UK flash PMIs to remain in contractionary territory in December
The flash UK December PMIs will also be published today and seem bound to remain consistent with ongoing contraction. The composite index was unchanged last month at the 22-month low of 48.2, with the detail suggesting that manufacturing and services activity are both likely contracting. In addition, the BoE is due to announce its bond sales plan for Q123, which will be based on a decision taken by the BoE Executive rather than the MPC. Most notably, we expect the Bank to confirm the start of sales of long-dated Gilts from the APP portfolio.
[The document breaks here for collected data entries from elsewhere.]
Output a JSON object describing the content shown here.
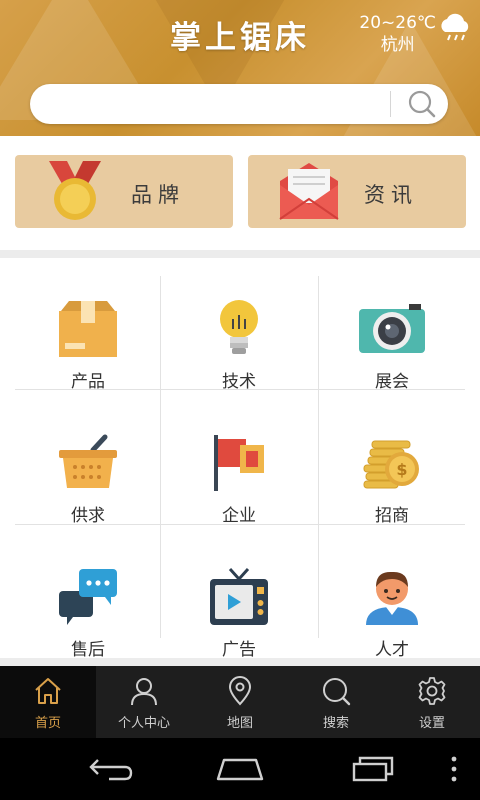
{
  "header": {
    "title": "掌上锯床",
    "weather_temp": "20~26℃",
    "weather_city": "杭州",
    "weather_icon": "cloud-rain-icon"
  },
  "search": {
    "placeholder": "",
    "value": ""
  },
  "cards": [
    {
      "label": "品牌",
      "icon": "medal-icon"
    },
    {
      "label": "资讯",
      "icon": "envelope-icon"
    }
  ],
  "grid": [
    {
      "label": "产品",
      "icon": "box-icon"
    },
    {
      "label": "技术",
      "icon": "lightbulb-icon"
    },
    {
      "label": "展会",
      "icon": "camera-icon"
    },
    {
      "label": "供求",
      "icon": "basket-icon"
    },
    {
      "label": "企业",
      "icon": "flag-icon"
    },
    {
      "label": "招商",
      "icon": "coins-icon"
    },
    {
      "label": "售后",
      "icon": "chat-icon"
    },
    {
      "label": "广告",
      "icon": "tv-icon"
    },
    {
      "label": "人才",
      "icon": "person-icon"
    }
  ],
  "bottom_nav": [
    {
      "label": "首页",
      "icon": "home-icon",
      "active": true
    },
    {
      "label": "个人中心",
      "icon": "user-icon",
      "active": false
    },
    {
      "label": "地图",
      "icon": "map-pin-icon",
      "active": false
    },
    {
      "label": "搜索",
      "icon": "search-icon",
      "active": false
    },
    {
      "label": "设置",
      "icon": "gear-icon",
      "active": false
    }
  ],
  "colors": {
    "header_gold": "#c8902f",
    "card_bg": "#e8cba0",
    "nav_bg": "#1e1e1e",
    "nav_active": "#d9a04a"
  }
}
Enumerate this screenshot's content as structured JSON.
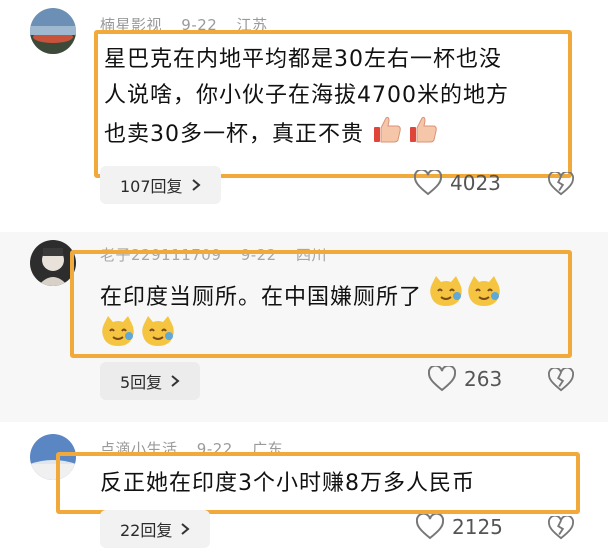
{
  "comments": [
    {
      "username": "楠星影视",
      "date": "9-22",
      "location": "江苏",
      "lines": [
        "星巴克在内地平均都是30左右一杯也没",
        "人说啥，你小伙子在海拔4700米的地方",
        "也卖30多一杯，真正不贵"
      ],
      "emojis": [
        "thumbs-up-emoji",
        "thumbs-up-emoji"
      ],
      "reply_label": "107回复",
      "likes": "4023"
    },
    {
      "username": "老子229111709",
      "date": "9-22",
      "location": "四川",
      "lines": [
        "在印度当厕所。在中国嫌厕所了"
      ],
      "emojis": [
        "smiling-cat-emoji",
        "smiling-cat-emoji",
        "smiling-cat-emoji",
        "smiling-cat-emoji"
      ],
      "reply_label": "5回复",
      "likes": "263"
    },
    {
      "username": "点滴小生活",
      "date": "9-22",
      "location": "广东",
      "lines": [
        "反正她在印度3个小时赚8万多人民币"
      ],
      "emojis": [],
      "reply_label": "22回复",
      "likes": "2125"
    }
  ],
  "colors": {
    "highlight_border": "#f0a93a",
    "meta_text": "#9a9a9a"
  },
  "icons": {
    "like": "heart-outline-icon",
    "dislike": "broken-heart-icon",
    "reply": "chevron-right-icon"
  }
}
Final euro area inflation figures likely to confirm a drop in the headline HICP rate
Attention later this morning will turn to final euro area consumer price inflation figures for November. Equivalent figures from Germany (11.3%Y/Y) and France (7.1%Y/Y) were unrevised, while there was a modest downwards revision in Spain (by 0.1ppt to 6.7%Y/Y). As such, we expect the euro area headline inflation rate to be confirmed at 10.0%Y/Y, down 0.4%ppt from October's series high. Core euro area inflation, however, remained steady at the series high of 5.0%Y/Y. Of course, the full detailed breakdown will be of interest, allowing calculation of trimmed means, for further insight into underlying price pressures.
US flash PMIs likely to point to contraction in Q4
Like the other major economies, the US data flow today will feature the December flash PMIs. In November, the services PMI fell sharply to just 46.2, the lowest since May 2020 and implying a steep decline in activity. And with the manufacturing output PMI (47.5) also well below the key-50 expansion level, the composite PMI (46.4) was consistent with a marked contraction in November. Admittedly, this assessment contrasted markedly with the more widely watched ISM surveys, with the non-manufacturing index having risen more than 2pts in November to 56.5.